Skip to content

jnesew/AutoAudio

Repository files navigation

AutoAudio

AutoAudio converts a book file (EPUB, TXT, Markdown, or RST) into chapter and part audiobook files using ComfyUI + VibeVoice.

What you need before running

1) Python and dependencies

Install project dependencies:

python -m pip install -r requirements.txt

2) System tools

AutoAudio uses ffmpeg and ffprobe for stitching audio and writing metadata.

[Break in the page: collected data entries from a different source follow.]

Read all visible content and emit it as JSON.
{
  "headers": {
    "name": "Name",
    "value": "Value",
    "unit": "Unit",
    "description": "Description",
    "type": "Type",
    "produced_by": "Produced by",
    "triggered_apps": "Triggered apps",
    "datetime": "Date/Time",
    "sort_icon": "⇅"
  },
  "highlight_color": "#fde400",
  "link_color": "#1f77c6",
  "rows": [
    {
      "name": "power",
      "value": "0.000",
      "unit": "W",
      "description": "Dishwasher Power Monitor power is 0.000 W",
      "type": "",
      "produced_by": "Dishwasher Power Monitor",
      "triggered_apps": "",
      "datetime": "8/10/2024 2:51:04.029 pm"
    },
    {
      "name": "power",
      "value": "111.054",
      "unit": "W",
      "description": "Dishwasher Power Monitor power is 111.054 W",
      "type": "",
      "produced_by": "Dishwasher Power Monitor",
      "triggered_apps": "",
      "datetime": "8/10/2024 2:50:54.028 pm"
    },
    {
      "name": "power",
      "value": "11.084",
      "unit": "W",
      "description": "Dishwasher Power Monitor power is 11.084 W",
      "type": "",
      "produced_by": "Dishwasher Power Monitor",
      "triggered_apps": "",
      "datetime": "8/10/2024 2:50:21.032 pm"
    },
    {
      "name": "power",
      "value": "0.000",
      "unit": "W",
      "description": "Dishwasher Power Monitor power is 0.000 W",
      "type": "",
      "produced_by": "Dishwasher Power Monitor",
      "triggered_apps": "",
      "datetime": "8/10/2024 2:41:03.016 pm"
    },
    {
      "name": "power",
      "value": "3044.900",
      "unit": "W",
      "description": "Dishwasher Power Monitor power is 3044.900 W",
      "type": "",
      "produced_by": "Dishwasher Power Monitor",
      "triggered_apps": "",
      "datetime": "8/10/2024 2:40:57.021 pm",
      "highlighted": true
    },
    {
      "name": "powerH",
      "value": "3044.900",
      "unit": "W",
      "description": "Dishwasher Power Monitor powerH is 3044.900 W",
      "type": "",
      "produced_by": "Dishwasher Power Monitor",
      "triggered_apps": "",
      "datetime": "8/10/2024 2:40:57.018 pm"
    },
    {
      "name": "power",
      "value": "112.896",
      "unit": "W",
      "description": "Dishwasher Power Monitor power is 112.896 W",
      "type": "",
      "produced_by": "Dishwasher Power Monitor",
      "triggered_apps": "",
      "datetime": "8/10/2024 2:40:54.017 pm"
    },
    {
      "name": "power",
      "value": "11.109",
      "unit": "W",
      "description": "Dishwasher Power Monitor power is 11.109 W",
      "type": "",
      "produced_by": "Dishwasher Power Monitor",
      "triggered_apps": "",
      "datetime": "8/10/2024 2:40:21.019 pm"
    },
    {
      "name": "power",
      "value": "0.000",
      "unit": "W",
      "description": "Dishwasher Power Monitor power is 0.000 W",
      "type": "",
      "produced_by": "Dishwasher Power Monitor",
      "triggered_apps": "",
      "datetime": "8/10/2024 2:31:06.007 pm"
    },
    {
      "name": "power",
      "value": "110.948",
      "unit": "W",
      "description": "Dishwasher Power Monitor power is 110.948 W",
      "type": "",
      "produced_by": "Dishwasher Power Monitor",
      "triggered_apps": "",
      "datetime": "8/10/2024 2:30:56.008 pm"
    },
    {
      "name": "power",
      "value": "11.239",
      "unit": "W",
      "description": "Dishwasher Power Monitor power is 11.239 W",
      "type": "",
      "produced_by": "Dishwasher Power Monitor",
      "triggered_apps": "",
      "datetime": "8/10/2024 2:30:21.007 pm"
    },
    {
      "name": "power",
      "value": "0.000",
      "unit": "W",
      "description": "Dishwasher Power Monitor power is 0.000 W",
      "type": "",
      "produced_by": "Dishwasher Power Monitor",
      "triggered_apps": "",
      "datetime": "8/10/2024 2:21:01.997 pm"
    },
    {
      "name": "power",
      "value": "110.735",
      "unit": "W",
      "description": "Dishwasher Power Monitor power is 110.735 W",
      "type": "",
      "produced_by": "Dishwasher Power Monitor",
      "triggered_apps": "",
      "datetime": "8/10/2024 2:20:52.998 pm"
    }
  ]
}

Make sure both are installed and on your PATH.

3) ComfyUI runtime requirements (required for real generation)

AutoAudio expects a running ComfyUI server and a compatible workflow/node setup:

  • ComfyUI server reachable at 127.0.0.1:8188 by default (or set --comfyui-server-address)
  • The VibeVoice Single Speaker custom node available in ComfyUI (VibeVoiceSingleSpeakerNode)
  • A reference voice file available in ComfyUI's input files as default_voice.wav
    • The bundled workflow resources/workflows/vibevoice_single_speaker.json loads this filename by default.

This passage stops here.